Thea Moeller ’s interest mainly lies in deterritorializing architectural forms. After swiftly taking pictures of a wide range of buildings, she slows down and scans the photographs meticulously until she decides on the details she is going to reproduce, devoid of its usual context and function, only to accelerate again and rapidly engineer her works. They are meant to be somewhat unfinished, imperfect and only loosely reminiscent of their origins. Further, her fondness of prototypes dictates that the first attempt in production is the only one.

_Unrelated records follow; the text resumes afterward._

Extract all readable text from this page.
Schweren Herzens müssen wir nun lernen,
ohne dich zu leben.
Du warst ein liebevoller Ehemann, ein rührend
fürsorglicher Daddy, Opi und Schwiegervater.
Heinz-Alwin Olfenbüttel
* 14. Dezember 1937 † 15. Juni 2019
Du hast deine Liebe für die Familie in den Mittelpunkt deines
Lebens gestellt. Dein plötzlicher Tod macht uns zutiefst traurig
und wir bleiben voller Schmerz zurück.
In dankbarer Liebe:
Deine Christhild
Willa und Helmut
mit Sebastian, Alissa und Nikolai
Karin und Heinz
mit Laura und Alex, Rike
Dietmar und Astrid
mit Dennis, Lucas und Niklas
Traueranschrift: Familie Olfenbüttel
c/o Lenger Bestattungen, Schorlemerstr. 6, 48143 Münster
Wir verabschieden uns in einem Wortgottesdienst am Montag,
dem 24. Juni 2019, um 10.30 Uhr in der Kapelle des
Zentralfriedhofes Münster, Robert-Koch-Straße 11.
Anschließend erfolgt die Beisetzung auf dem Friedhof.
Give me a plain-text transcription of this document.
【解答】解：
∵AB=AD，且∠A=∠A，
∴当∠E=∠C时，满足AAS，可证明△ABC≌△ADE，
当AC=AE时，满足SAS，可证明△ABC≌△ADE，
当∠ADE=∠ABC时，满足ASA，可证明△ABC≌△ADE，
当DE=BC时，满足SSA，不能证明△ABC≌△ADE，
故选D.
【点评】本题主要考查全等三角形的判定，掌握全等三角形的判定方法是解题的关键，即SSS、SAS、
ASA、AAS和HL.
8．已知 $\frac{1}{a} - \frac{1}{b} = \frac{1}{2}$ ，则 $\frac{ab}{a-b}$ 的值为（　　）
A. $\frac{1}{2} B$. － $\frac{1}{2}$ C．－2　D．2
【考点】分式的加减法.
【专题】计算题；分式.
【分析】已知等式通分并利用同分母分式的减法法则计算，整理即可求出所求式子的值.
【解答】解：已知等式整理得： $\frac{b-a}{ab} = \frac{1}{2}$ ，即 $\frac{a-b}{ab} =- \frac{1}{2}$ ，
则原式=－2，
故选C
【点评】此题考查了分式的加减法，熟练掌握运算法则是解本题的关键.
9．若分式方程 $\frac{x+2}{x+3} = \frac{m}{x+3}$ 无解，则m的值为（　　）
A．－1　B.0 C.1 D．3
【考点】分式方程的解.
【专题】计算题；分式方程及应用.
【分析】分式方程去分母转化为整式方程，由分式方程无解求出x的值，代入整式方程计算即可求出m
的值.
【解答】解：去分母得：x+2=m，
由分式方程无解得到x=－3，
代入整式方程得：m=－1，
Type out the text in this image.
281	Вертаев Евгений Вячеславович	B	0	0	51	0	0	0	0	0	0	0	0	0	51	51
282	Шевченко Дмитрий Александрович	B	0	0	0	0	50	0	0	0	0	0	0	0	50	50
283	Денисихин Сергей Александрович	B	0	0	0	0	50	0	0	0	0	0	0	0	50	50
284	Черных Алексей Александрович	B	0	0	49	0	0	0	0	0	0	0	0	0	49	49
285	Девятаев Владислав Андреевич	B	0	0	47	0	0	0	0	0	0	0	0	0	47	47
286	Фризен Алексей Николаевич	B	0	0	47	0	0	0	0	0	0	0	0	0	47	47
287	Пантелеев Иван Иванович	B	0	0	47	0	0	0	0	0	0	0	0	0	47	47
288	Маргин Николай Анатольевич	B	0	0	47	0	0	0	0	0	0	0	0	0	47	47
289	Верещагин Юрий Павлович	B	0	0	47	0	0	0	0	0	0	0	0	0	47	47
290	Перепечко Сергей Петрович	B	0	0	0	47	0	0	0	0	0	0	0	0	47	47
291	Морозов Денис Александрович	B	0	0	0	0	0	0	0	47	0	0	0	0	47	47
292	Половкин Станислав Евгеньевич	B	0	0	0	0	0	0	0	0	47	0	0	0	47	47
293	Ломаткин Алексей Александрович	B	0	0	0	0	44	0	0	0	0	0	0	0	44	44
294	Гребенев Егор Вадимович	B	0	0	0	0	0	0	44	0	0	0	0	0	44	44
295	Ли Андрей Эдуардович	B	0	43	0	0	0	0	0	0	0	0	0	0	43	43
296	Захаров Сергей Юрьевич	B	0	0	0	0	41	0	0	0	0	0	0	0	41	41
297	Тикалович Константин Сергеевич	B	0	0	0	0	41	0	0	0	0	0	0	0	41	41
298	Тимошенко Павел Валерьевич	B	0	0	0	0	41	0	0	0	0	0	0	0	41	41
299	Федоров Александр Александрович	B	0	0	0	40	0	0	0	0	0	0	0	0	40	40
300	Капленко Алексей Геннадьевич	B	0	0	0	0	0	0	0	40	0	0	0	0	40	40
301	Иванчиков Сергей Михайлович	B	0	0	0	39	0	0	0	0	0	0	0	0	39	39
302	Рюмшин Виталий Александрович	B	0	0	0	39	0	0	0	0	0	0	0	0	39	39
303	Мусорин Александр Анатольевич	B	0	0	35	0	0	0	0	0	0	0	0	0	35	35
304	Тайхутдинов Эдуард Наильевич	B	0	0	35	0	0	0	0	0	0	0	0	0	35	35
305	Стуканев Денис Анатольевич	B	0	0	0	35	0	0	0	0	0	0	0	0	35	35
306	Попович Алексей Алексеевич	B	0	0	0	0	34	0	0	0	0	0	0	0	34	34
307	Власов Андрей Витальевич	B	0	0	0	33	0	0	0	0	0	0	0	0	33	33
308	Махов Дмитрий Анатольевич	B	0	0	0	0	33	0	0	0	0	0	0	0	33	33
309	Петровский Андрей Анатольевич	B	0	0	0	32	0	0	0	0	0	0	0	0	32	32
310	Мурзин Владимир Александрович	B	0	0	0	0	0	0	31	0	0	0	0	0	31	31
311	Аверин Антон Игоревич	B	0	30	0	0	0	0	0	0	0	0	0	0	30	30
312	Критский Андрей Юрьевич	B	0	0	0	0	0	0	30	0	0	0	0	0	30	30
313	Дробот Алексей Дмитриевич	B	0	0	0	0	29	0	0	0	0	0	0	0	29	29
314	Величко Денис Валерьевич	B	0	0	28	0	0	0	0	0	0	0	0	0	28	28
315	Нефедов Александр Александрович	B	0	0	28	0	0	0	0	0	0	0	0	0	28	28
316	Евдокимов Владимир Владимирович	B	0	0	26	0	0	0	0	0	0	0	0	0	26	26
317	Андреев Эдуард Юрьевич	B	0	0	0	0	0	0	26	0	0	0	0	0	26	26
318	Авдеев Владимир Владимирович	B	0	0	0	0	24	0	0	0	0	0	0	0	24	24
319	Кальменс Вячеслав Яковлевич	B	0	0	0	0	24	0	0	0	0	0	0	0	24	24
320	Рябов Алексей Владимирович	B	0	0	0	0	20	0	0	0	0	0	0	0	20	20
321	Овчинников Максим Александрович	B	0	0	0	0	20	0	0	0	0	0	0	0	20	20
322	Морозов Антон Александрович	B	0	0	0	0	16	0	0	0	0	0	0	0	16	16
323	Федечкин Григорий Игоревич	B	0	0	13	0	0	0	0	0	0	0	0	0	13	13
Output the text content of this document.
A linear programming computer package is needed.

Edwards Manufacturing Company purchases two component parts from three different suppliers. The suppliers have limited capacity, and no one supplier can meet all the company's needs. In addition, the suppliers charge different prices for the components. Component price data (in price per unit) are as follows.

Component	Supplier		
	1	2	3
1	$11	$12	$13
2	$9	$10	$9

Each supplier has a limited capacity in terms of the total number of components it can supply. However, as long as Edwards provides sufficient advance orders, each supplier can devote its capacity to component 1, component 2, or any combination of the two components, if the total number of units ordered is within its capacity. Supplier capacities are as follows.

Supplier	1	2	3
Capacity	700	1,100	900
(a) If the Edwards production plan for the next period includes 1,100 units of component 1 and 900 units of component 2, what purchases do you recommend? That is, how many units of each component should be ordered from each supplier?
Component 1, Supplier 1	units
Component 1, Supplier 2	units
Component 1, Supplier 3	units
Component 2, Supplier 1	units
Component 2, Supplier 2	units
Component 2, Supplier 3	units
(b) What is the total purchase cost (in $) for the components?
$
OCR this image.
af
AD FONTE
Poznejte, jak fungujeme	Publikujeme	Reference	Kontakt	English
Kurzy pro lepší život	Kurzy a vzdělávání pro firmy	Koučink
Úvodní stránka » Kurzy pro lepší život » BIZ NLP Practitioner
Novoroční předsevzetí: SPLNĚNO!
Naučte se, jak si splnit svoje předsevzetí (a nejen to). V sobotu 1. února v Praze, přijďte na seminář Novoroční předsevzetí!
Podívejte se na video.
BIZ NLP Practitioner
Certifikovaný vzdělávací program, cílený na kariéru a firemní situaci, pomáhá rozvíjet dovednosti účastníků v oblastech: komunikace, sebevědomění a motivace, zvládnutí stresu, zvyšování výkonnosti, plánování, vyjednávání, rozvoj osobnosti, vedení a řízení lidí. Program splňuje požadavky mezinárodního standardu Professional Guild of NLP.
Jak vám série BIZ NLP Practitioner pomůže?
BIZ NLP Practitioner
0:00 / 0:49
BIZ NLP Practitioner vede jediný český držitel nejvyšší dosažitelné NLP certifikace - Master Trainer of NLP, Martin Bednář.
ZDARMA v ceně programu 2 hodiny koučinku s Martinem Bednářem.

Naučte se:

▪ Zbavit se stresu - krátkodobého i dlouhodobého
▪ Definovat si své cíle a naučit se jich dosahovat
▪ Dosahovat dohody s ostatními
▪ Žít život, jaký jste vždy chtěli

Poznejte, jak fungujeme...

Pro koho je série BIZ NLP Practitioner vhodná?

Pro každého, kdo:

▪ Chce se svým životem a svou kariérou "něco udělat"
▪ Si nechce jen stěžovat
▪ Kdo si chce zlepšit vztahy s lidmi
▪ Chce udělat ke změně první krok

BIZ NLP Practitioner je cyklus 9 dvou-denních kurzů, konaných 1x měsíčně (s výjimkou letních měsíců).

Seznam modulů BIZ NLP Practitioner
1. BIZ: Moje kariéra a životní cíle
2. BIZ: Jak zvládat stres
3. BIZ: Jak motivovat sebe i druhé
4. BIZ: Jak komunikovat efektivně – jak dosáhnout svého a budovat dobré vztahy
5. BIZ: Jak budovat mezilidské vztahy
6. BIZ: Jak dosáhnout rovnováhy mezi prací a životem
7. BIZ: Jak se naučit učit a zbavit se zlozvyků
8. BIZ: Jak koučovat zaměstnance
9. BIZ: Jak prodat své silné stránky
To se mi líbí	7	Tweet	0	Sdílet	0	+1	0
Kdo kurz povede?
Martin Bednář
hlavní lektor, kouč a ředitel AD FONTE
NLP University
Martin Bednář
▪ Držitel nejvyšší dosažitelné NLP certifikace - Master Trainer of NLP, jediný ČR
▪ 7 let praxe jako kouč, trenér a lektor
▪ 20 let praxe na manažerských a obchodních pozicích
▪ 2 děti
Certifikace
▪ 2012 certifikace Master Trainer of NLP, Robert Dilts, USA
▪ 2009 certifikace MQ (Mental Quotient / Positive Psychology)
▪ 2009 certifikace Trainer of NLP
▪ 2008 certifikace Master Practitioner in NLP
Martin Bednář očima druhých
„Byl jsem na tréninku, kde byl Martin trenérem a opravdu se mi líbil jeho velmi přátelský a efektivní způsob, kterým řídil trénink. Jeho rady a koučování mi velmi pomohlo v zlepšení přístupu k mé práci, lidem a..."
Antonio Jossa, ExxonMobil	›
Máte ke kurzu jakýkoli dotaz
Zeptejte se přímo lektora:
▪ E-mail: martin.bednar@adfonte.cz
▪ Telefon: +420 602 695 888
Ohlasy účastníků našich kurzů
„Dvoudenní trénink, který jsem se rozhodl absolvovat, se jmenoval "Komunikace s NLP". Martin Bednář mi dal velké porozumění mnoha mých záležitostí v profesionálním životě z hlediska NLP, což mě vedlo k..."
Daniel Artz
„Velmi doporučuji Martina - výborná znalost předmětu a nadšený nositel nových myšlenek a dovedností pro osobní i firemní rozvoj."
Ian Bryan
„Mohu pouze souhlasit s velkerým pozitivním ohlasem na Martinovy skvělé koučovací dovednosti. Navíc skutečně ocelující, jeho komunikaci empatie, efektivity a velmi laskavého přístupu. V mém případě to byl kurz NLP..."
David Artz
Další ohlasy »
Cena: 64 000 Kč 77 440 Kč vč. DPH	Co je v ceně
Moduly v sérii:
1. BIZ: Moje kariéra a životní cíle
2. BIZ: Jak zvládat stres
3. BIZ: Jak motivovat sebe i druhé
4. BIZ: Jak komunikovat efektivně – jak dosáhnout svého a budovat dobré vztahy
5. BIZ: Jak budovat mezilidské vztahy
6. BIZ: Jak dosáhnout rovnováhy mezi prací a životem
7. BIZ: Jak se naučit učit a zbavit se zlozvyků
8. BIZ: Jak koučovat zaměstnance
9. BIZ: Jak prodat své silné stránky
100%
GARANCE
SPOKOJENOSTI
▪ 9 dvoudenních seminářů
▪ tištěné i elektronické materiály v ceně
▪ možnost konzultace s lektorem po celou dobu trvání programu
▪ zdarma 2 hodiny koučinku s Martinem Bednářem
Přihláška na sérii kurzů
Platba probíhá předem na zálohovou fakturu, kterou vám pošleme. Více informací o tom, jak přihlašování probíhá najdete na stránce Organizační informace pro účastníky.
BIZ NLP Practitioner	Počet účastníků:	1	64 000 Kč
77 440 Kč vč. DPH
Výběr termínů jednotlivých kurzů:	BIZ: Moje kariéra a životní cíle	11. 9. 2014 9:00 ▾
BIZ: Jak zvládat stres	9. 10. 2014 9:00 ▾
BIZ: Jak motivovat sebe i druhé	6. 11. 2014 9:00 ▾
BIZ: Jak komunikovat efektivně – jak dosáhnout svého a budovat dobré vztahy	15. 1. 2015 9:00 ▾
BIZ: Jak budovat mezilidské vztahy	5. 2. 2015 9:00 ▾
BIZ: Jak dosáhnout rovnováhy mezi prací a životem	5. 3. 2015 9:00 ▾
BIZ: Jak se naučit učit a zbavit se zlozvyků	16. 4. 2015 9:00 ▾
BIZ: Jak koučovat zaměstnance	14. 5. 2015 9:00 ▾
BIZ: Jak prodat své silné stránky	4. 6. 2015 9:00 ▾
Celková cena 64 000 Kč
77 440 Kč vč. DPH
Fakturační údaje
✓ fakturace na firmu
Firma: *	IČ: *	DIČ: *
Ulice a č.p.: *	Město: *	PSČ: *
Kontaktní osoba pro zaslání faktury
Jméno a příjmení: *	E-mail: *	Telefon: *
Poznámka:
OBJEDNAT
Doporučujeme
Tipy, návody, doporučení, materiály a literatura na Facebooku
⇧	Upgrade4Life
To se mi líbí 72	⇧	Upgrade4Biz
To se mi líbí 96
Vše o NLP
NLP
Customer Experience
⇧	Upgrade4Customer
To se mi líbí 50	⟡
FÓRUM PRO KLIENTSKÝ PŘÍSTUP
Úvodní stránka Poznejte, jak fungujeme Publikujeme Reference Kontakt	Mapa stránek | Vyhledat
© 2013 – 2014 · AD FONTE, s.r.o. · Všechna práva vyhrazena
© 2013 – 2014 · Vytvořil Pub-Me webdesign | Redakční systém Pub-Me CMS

Marina Sula ’s bench seems to encourage us to rest, simultaneously though, the materials it consists of are anything but signaling comfort, the surface being transparent with hoses and a face mask among others displayed. All those utensils are hidden byproducts of our everyday life. While hoses are not decorative enough to be displayed, face masks are part of a private ritual. Both play into Sula’s interest in the body and its absence - the hose transporting water, while face masks are put on the skin and allow the nourishing ingredients to penetrate it. Containing solid, liquid and processed materials as well as pharmaceutical and organic goods, a delicate system of stability and instability in an increasingly complex scenario between all too human “shortcomings” and communicative capitalism’s codes of conduct are being explored.
Kerstin von Gabain detects everyday objects, sometimes an architectural detail, and initially maps out the precise idea of how the work itself as well as the picture she is taking of it has to look, and by which materials and means the result must be completed. The perfection in the formal likeness is further often achieved by taking casts of the objects, but evoking estrangement by reproducing them with surprising materials. Her work for this exhibition reminds of a climbing wall, with references to her recurrent use of bones as templates, redone in wax, everting and displaying it on the wall.